Mahfi Eğilmez kişisel blogunda paylaştığı ‘Piyasalarda Japonya Etkisi’ başlıklı yazısında Japonya’da yaşanan ekonomik gelişmeler ve bunun piyasalara etkisini değerlendirdi. Belirsizliğin, finans piyasalarının en sevmediği durum olduğunu belirten Eğilmez, bu durumun bir süre böyle devam edeceği öngörüsünde bulundu.

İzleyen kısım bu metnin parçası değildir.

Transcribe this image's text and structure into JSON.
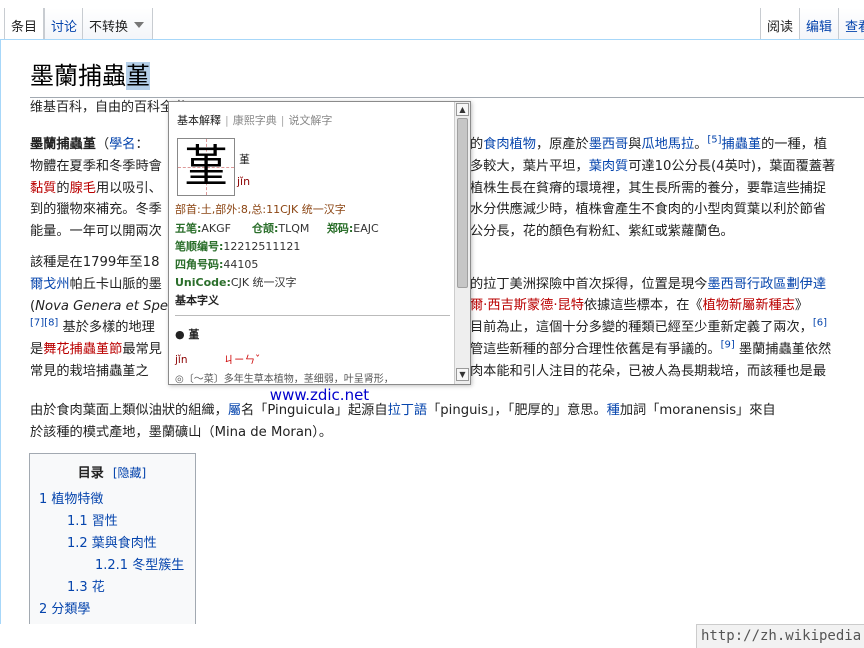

Eğilmez yazısında, “1990’ların başından itibaren içine girdiği durgunluk girdabından bir türlü kurtulamadı. Hükümetlerin denemediği yöntem kalmadı: Piyasayı canlandırmak için faizi eksiye indirdiler, ABD ve Avrupa’nın yaptığı gibi para bastılar olmadı, insanları harcamaya teşvik edebilmek için enflasyonun artmasına razı olup kamu harcamalarını artırdılar, vergileri düşürdüler yine olmadı. Büyüme bir türlü istendiği gibi toparlanamadı. Buna karşılık kamu kesimi borç yükü inanılmaz boyutlara ulaştı” ifadelerine yer verdi.

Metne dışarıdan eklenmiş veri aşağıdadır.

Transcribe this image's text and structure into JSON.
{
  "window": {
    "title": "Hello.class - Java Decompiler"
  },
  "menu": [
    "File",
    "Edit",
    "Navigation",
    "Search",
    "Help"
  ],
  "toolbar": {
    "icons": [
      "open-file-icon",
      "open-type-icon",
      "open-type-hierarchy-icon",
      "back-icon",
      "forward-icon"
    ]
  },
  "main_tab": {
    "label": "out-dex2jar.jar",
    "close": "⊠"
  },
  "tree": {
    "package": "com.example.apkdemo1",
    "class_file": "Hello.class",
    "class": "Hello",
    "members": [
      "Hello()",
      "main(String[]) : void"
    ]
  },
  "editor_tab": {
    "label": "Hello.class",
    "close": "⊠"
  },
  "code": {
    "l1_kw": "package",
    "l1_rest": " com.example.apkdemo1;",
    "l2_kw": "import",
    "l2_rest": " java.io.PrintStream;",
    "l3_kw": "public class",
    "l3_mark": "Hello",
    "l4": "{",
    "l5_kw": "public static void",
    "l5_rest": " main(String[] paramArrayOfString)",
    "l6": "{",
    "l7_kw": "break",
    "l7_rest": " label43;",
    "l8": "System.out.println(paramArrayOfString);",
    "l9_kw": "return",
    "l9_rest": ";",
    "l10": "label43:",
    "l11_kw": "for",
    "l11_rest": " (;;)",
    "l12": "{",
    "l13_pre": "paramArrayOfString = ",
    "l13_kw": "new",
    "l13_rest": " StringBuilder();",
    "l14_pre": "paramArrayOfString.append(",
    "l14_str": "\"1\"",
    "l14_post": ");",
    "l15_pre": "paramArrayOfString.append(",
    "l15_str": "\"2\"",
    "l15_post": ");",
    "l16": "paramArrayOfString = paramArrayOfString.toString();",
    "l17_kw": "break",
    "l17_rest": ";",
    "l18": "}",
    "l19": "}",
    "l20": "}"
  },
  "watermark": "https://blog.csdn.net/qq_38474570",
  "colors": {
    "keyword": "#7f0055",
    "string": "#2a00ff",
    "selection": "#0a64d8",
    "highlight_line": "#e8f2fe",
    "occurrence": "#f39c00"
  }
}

“Japonya dünyanın en borçlu kamu kesimine sahip”
Büyümedeki durgunluğa karşın işsizlik ve enflasyon konusunda en azından şimdilik bir sorun görünmediğini belirten Eğilmez, “İşsizlik, gelişmiş ülkelerin pek çoğunda görülen işsizlik oranının oldukça altında seyrederken enflasyon da yüzde 3’ün hemen altında bulunuyor. Bununla birlikte Japon hükümeti ve Japonya Merkez Bankası (BOJ) ABD Merkez Bankası’nın (Fed) yüzde 2 oranının enflasyonda tavan alınması yaklaşımını kendileri için de benimsediğinden mevcut görünümden mutlu değiller. Japon devlet bütçesi, 2020’de ulaştığı rekor açıktan sonra biraz toparlanmış olsa da hala yüzde 5,5 oranında açık veriyor. Çok daha önemli olan sorun kamu kesimi borç yükü: Japonya bu alanda dünyanın en borçlu kamu kesimine sahip bulunuyor. Geleneksel olarak cari fazla veren Japonya bu yolda devam ediyor” sözlerine yer verdi.

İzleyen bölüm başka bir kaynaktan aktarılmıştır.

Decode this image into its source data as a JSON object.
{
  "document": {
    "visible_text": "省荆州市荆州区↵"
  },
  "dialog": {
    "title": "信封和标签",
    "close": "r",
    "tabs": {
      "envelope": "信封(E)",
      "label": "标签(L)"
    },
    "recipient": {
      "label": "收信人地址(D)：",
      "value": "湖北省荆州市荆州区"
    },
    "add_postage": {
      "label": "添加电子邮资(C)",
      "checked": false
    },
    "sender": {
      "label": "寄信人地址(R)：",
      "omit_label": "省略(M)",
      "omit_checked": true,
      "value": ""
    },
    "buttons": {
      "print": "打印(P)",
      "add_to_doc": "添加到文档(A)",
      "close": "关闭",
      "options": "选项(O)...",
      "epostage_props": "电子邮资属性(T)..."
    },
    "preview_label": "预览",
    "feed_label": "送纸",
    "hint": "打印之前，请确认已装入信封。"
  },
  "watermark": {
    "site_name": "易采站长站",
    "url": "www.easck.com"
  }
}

Bütün bunlara karşılık dünyanın, uzun süredir şoklarla yaşamaya alışmış durumda olduğu için, eskiden olsa çok daha ağır sonuçları olabilecek şokları artık birkaç günlük sarsıntıyla atlatabildiğini belirten Eğilmez, “Alınan kararlar, yapılan uygulamalar, hatta savaşlar ilk anda çok etkili olsa da bu etkileri uzun sürmüyor. Bununla birlikte önümüzdeki günler özellikle orta doğu krizi açısından belirsizliğini koruyor. Belirsizlik, finans piyasalarının en sevmediği durumdur. Bu durum bir süre böyle devam edecek görünüyor” değerlendirmelerinde bulundu.